Factors underlying the Centre-RBI conflict

Narendar Pani | Updated on November 20, 2018 Published on November 20, 2018

Realising that DeMo pulverised MSMEs, an anxious Centre wants to hurriedly make amends. But loan disbursals may not help

The spat between the government and the RBI is primarily in the realm of macroeconomic issues like the size of the reserves the central bank should hold and the methods of monitoring loans that could go bad. Yet, the political intensity of the government’s moves cannot be missed.

Apart from bringing the never-before-used provision of Section 7 into play, it has also loaded the RBI board with its loyalists. This has allowed the Congress to promptly claim that the ruling party is seeking to tap RBI reserves for an election year spending strategy. And given the credibility of the political class this is a contention that cannot be lightly brushed aside.

The story, though, goes a little deeper than the political rhetoric would suggest. The government’s focus on loans to small business could be a long delayed official recognition that the two major economic initiatives of the Modi government — demonetisation and GST — have had a debilitating effect on small business. The party apparently now believes that if it does not do something to ease the pain on this class, there will be a price to pay in urban constituencies in 2019.

As with all Indian governments since Indira Gandhi’s loan mela days, the instinctive official response is to lend their way out of political trouble. Increasing the access to loans is expected to help small businesses step up their investment on the path to recovery. The trouble is the government may have, once again, got the wrong end of the economic stick. The problems small businesses face are not so much the availability of funds, as the collapse of demand.

When 86 per cent of the currency is withdrawn it is inevitably a major blow to spending. This may well have been one of the short-term pains that Prime Minister Modi spoke of when he announced demonetisation. What the government has not been prepared for is its longer-term effect.

Shifting the goalposts

When the government shifted the goalposts of demonetisation from the removal of black money to the growth of the digital economy, it kept down the supply of cash for several additional months in the hope that it would force people to make the transition to a cashless economy.
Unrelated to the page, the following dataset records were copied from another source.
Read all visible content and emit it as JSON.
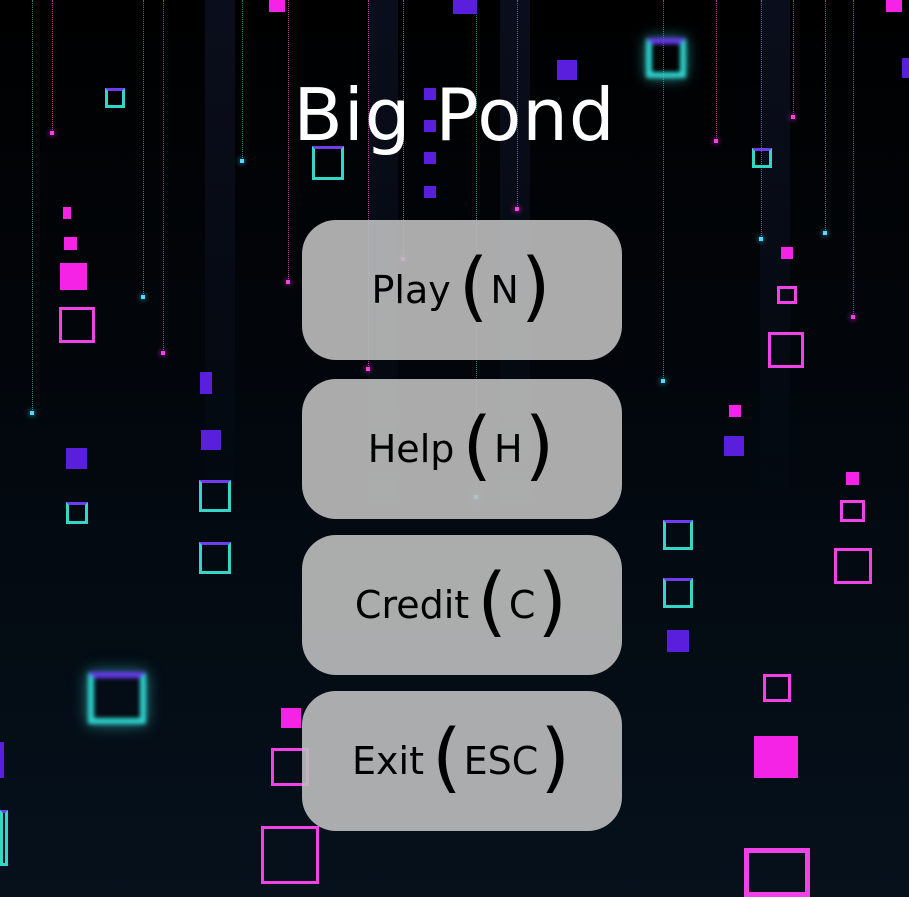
{
  "game": {
    "title": "Big Pond"
  },
  "menu": {
    "items": [
      {
        "label": "Play",
        "open_paren": "(",
        "key": "N",
        "close_paren": ")"
      },
      {
        "label": "Help",
        "open_paren": "(",
        "key": "H",
        "close_paren": ")"
      },
      {
        "label": "Credit",
        "open_paren": "(",
        "key": "C",
        "close_paren": ")"
      },
      {
        "label": "Exit",
        "open_paren": "(",
        "key": "ESC",
        "close_paren": ")"
      }
    ]
  },
  "colors": {
    "background": "#04070d",
    "title": "#ffffff",
    "button_fill": "#bebebe",
    "button_text": "#000000",
    "accent_pink": "#f523e6",
    "accent_violet": "#5a1fdc",
    "accent_teal": "#33d7c8"
  }
}
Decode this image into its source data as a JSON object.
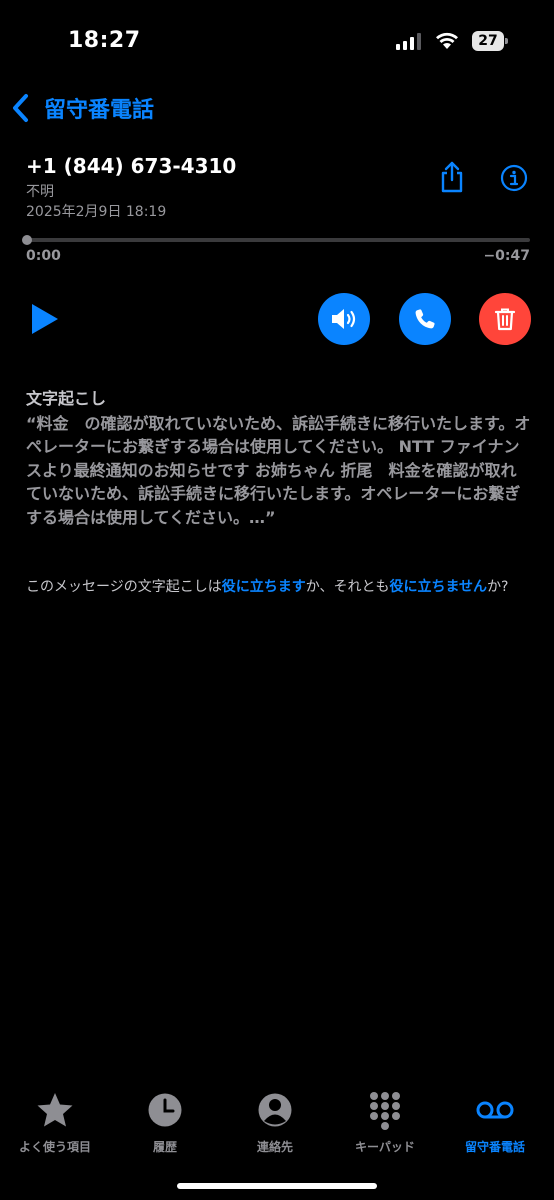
{
  "status": {
    "time": "18:27",
    "battery": "27"
  },
  "nav": {
    "back_label": "留守番電話"
  },
  "voicemail": {
    "phone": "+1 (844) 673-4310",
    "caller_label": "不明",
    "datetime": "2025年2月9日 18:19",
    "elapsed": "0:00",
    "remaining": "−0:47",
    "progress": 0
  },
  "transcription": {
    "title": "文字起こし",
    "text": "“料金　の確認が取れていないため、訴訟手続きに移行いたします。オペレーターにお繋ぎする場合は使用してください。 NTT ファイナンスより最終通知のお知らせです お姉ちゃん 折尾　料金を確認が取れていないため、訴訟手続きに移行いたします。オペレーターにお繋ぎする場合は使用してください。…”"
  },
  "feedback": {
    "prefix": "このメッセージの文字起こしは",
    "useful": "役に立ちます",
    "middle": "か、それとも",
    "not_useful": "役に立ちません",
    "suffix": "か?"
  },
  "tabs": [
    {
      "label": "よく使う項目",
      "icon": "star-icon"
    },
    {
      "label": "履歴",
      "icon": "clock-icon"
    },
    {
      "label": "連絡先",
      "icon": "person-icon"
    },
    {
      "label": "キーパッド",
      "icon": "keypad-icon"
    },
    {
      "label": "留守番電話",
      "icon": "voicemail-icon"
    }
  ],
  "colors": {
    "accent": "#0a84ff",
    "delete": "#ff453a",
    "secondary_text": "#98989d"
  }
}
But this critically underestimated the resilient role of cash in the Indian economy.

A worker who buys her rations every day from her daily wages cannot afford the luxury of taking a cheque even if she has a Jan Dhan account. And with the process of demonetisation making it amply clear that the government can stop you withdrawing money from your own account, the rational thing to do was to hold on to cash. This reduced the circulation of cash, thereby further increasing the shortage.

The lack of cash impaired the ability of those small businesses whose workers had to be paid in currency notes alone. The slowing down of these businesses constrained the demand of both the owners of the business as well as their workers. This decline in demand further reduced investment leading to a further decline in demand, or what economists call the multiplier effect.
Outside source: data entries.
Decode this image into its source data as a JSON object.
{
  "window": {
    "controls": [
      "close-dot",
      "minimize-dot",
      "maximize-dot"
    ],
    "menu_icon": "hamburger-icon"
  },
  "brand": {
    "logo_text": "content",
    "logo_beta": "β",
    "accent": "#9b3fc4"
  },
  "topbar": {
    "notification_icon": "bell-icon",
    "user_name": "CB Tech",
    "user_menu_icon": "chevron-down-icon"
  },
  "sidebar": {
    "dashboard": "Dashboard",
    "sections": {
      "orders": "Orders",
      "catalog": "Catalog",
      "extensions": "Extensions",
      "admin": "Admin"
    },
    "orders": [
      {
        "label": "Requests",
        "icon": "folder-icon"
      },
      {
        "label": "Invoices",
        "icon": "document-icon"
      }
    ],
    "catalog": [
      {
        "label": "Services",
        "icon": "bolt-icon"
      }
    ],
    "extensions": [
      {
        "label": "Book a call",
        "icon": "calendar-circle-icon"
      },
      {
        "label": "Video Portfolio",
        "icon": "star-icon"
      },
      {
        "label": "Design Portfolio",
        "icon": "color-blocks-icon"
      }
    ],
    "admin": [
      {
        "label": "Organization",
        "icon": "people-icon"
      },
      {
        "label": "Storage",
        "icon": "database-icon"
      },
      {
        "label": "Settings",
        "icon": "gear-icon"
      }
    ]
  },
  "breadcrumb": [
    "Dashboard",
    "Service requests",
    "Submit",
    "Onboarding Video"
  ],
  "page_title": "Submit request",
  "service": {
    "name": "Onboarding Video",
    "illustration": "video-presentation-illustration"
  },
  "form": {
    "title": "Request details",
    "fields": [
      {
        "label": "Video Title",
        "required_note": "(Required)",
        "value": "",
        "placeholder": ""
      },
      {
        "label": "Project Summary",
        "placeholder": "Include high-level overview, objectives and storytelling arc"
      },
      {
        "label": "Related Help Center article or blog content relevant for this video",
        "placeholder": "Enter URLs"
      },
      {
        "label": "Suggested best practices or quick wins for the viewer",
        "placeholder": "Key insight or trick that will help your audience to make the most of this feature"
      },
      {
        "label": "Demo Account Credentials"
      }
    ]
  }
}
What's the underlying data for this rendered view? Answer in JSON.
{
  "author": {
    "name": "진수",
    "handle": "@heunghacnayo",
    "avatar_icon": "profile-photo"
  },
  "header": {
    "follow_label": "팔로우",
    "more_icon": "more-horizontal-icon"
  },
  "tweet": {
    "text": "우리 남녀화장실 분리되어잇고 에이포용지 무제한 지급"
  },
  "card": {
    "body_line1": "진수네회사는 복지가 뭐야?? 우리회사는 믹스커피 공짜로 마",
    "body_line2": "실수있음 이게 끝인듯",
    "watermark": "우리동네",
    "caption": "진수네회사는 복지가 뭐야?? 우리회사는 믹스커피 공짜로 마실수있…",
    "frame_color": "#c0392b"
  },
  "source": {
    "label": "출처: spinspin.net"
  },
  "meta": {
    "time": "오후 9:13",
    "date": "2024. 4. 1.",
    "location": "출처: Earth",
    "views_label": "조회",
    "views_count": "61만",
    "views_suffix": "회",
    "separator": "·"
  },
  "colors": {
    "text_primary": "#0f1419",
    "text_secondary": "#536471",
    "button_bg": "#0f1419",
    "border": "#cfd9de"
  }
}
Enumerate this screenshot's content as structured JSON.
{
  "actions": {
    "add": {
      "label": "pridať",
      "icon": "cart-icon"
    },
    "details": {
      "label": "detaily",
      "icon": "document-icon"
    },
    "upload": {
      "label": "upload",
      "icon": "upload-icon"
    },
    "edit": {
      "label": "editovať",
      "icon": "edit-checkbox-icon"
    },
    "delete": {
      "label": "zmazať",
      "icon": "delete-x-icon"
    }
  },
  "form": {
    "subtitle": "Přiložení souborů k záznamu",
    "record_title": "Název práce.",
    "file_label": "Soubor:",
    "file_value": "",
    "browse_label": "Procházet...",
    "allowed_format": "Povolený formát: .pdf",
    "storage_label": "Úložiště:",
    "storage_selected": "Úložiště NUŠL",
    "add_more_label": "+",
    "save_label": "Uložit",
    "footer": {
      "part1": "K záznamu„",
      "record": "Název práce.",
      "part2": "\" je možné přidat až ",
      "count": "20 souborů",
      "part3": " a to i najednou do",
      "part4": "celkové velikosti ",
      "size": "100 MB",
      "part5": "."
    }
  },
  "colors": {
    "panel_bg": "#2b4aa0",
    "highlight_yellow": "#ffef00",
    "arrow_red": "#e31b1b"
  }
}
Having failed with its unconventional instrument of demonetisation, the government may have felt it was following more economist-approved lines with GST. But economists like to think in abstract terms and are surprised when reality does not obey their abstractions.

The value added tax component of GST was to ensure that each succeeding player in the value chain would claim the tax paid by her predecessor. She then had reason to monitor the taxes her predecessor had paid in order to claim a refund. In reality this tracking is proving to be very difficult. In case there is a mismatch who do we fault, the claimant or her predecessor in the value chain?

Even if the government were to completely overcome that problem, small businesses would still be hurt by GST. Ironically, enough this would happen through the concession that exempts small business from the tax.

Since they do not pay tax those who buy from them would have no refunds to claim. Those at the next stage would then prefer buying from larger companies that have paid the tax. This further reduces the demand for small businesses.

By forcing the RBI to ease lending norms to businesses that have a demand problem, the government is only further compounding the already serious crisis of unpaid loans on our banks. The lesson to be learnt from demonetisation and GST is that we can keep kicking ourselves with knee-jerk reactions.

The writer is a professor at the School of Social Science, National Institute of Advanced Studies, Bengaluru.